Dans l’industrie les premières machines utilisées furent les imprimantes de type « stéréolithographie ».  Leur  principe est la solidification d’une résine polymère liquide par un faisceau laser. Les inconvénients principaux étaient :

  • la fragilité des pièces car la résine n’était pas des plus optimale
  • le retrait, car après l’impression la pièce devait passer un certain temps dans un four pour la solidifier définitivement. Lors de cette opération le retrait important était difficile à réellement prévoir. C’était tout « l’art » de l’opérateur,  entre la préparation du fichier pour la machine et la réalisation seul un bon spécialiste pouvait arriver à produire des pièces.imprimante 3D, stéreolithographie

imprimante 3D, stéreolithographie

Et une pièce faites en « stéréo… », remarquez la qualité de la surface. Actuellement ces machines sont toujours utilisées car les liquides polymères ont énormément évolués et permettent un travail de haute qualité.

 

Petite vidéo d’une machine nouvelle génération

Maintenant dans le domaine de la polymérisation d’une résine, il y a la machine Carbon qui est spectaculaire et « qui travaille aussi en couche par couche » ….. mais pas vraiment, c’est plutôt du continu ! (désolé c’est en anglais)

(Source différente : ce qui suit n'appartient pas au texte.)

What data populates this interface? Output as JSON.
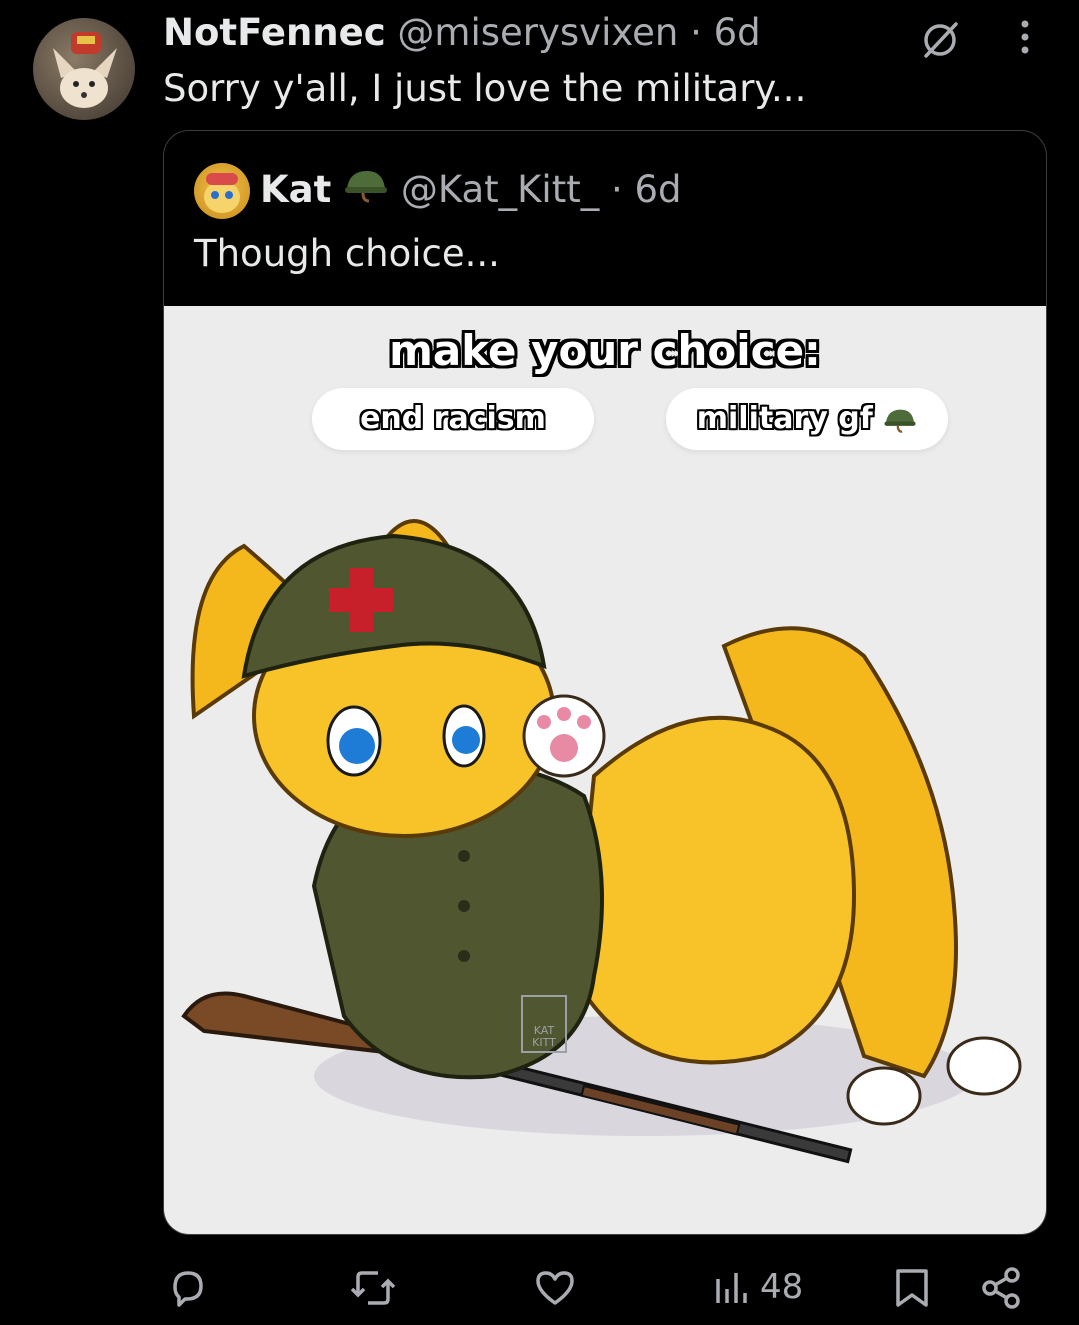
{
  "post": {
    "author_name": "NotFennec",
    "author_handle": "@miserysvixen",
    "separator": "·",
    "time": "6d",
    "text": "Sorry y'all, I just love the military..."
  },
  "quoted": {
    "author_name": "Kat",
    "author_handle": "@Kat_Kitt_",
    "separator": "·",
    "time": "6d",
    "text": "Though choice...",
    "media": {
      "title": "make your choice:",
      "choice_left": "end racism",
      "choice_right": "military gf",
      "watermark_line1": "KAT",
      "watermark_line2": "KITT"
    }
  },
  "actions": {
    "views": "48"
  },
  "icons": {
    "verified_badge": "helmet-icon",
    "grok": "slashed-circle-icon",
    "more": "more-vertical-icon",
    "reply": "reply-icon",
    "repost": "repost-icon",
    "like": "heart-icon",
    "views": "views-chart-icon",
    "bookmark": "bookmark-icon",
    "share": "share-icon"
  }
}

Je vous conseille d’aller voir sur leur site l’explication du fonctionnement de la machine, même si ce n’est pas en français, la vidéo explicative se suffit à elle-même.

Actuellement un frein à la diffusion de ce type de machine est le peu de diversité de résine utilisable.

Impression par la solidification de poudres

C’est un peu le même système que la « stéréo… » sauf que dans ce cas, on a de la poudre en lieu et place du polymère liquide. Le faisceau laser est aussi d’une autre nature ….  et dans la réalité ça donne quoi ?

Les machines les plus répandues sont de type  « bain » de poudre.

Les inconvénients sont assez évident, si vous avez vu la vidéo vous n’avez pas pu ne pas remarquer les protections pour le personnel. En effet ces poudres sont très volatiles et pénètrent facilement dans le corps humain par les poumons mais aussi par la peau. Un autre problème c’est l’aspect souvent peu lisse des objets en sortie des machines, c’est granuleux. Généralement un post traitement de finition est nécessaire pour avoir un objet fini.

Avantages : les matériaux utilisables, très vaste possibilité. Précision des réalisations, qualité des détails.

Pulvérisation de poudre, technique moins conventionnelle.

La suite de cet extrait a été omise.